While in 28 years I’ve added a bit of knowledge to the fundamentals my dad taught me, the basics remain the same. So if you find this article useful, thank my dad. Then share it with your networks, of course.
Step One: Choose a Newsworthy Topic
One of the biggest challenges for many organizations lies in knowing what to write about. Some make the mistake of preparing marketing pieces and calling them press releases, while others miss out on truly newsworthy opportunities because they don’t have a process in place to capture and disseminate them.
For a press release to be effective, it must be relevant and of interest to your intended audience. This means that, as for all forms of content, you must start by understanding your audience. Potential audiences you may pitch your release to include:
- National media such as Forbes, Inc., or the Washington Journal
- Local media such as the daily paper, radio and TV stations, or a regional business magazine
- Trade media such as news feeds and magazines targeting your or your buyer’s industry
- Industry influencers, such as bloggers and speakers
- Online media (this is a broad category, obviously, and should be targeted according to your business needs)
- Your company’s current and potential partners
- Your company’s current and potential buyers
- Your company’s board or investors
Don’t underestimate the value of those last three audiences. While targeting them may not earn the kind of ego-stroking notice that coverage by a national news site can, press releases for these audiences can yield major ROI.
Once you’ve decided on a target audience, you can begin to identify topics of interest to them. A partial list of possibilities:
- New Hires. Local media in particular will usually have a section for this type of news. If you can find a human-interest angle, the trade publications may pick it up as well. If the new hire is an executive, your partners and buyers will want to know about it.
- Employee Promotions. These are particularly worth writing about when they involve changes in management and leadership. The same audiences that appreciate new employee news will often pick these stories up.
- Anniversaries. Employee anniversaries can make great human-interest stories for trade publications, while company anniversaries are of interest to local, regional, and trade media. Multiples of five make especially compelling news.
- New partnerships. When your organization joins forces with another, this may especially be a matter of interest to trade publications, buyers, partners, and investors.
- Acquisitions. Even a small acquisition is a reason to celebrate! Everyone will want to know about this, and it’s appropriate news for every single audience in the list above.
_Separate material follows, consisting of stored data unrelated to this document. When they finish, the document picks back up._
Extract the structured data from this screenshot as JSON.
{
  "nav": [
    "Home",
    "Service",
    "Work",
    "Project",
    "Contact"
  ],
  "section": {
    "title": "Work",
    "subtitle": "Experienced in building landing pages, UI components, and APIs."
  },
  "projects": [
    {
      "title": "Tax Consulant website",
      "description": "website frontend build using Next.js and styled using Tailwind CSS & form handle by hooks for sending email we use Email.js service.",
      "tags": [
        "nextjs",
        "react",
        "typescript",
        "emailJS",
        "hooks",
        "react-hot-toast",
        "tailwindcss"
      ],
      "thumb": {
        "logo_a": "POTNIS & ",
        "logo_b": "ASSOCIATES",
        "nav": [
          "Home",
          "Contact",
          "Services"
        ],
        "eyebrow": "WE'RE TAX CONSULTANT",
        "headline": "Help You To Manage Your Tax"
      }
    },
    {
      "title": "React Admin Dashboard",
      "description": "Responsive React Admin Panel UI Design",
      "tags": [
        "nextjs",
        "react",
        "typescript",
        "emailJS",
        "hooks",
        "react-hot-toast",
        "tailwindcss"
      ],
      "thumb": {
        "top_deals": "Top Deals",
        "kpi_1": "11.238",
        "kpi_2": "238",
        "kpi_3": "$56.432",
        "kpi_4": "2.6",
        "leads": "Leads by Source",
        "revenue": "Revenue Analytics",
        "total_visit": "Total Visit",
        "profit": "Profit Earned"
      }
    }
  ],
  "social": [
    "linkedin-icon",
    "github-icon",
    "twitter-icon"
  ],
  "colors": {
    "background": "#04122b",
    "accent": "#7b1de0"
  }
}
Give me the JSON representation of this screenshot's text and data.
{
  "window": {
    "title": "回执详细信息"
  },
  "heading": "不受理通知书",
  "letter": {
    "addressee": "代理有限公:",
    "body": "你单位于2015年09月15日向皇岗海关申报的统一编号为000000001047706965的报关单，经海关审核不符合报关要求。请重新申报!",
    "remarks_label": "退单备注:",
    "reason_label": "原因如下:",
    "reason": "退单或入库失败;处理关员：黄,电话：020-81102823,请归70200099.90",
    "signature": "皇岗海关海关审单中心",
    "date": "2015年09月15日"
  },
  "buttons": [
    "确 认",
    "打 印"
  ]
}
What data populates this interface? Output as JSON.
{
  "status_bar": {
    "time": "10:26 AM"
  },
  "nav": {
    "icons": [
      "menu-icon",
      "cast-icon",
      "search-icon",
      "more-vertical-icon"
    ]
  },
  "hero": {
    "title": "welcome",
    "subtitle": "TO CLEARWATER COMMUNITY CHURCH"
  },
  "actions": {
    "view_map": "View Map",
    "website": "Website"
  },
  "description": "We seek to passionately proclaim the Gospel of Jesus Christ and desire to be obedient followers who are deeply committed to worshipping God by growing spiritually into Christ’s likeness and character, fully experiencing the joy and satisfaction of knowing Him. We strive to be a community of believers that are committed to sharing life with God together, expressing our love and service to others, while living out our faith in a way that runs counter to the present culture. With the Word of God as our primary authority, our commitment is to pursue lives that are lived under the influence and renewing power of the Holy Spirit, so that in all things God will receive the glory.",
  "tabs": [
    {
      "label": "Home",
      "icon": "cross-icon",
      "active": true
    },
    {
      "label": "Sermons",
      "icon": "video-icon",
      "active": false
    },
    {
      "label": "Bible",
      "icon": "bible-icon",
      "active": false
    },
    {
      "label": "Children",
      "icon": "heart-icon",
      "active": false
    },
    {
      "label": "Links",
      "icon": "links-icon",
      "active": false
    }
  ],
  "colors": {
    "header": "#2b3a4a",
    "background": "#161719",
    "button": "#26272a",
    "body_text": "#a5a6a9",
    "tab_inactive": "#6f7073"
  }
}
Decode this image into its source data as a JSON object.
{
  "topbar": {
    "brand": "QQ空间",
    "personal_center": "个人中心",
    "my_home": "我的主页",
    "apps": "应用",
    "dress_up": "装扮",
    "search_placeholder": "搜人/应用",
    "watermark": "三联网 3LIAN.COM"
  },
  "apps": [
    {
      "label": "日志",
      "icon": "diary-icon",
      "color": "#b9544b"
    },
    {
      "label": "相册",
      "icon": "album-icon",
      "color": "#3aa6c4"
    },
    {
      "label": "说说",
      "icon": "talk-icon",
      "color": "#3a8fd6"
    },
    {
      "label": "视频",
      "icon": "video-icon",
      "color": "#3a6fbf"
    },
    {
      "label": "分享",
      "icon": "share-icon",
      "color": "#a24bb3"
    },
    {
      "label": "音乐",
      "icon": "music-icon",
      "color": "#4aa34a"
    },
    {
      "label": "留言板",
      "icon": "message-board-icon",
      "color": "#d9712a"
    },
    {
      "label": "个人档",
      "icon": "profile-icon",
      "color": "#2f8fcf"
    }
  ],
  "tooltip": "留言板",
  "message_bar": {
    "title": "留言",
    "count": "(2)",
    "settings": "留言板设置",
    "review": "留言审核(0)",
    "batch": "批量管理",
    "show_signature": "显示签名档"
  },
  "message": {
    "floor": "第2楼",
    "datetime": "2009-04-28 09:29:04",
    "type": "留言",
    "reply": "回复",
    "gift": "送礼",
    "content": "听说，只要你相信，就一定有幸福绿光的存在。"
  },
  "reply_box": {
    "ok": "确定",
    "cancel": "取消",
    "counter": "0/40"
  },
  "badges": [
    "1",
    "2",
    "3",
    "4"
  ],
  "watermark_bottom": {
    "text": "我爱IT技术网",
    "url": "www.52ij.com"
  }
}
- New product or service lines. Be careful with this one, as it can come off as self-promotional, which is a huge no-no in writing a press release. If you’re simply adding another flavor of ice cream, it’s probably not newsworthy. However, if you’re announcing a significant shift or expansion of business, then your buyers, partners, trade media, and local media are likely to want to know.
- Awards. Every time your company wins an award, let the world know with a press release targeting local and regional media, trade publications, buyers, partners, and relevant online media.
- Special events. Does your company host public events? Community activities? Are you sponsoring a charity run or a toy drive? Take advantage of the cross-promotional opportunities by sending a release to local and trade publications, and letting your buyers and partners know in advance.
- Broken records. Have you achieved record-breaking sales this month? Quality control tests outstripped previous records? High customer service numbers? Depending on the record, it may interest shareholders, trade media, partners, and online media.
- Financials. For publicly traded companies, earnings, performance against projections, and other financial indicators are a matter of public interest. In the event of particularly good news, be sure to disseminate through as many channels as are appropriate.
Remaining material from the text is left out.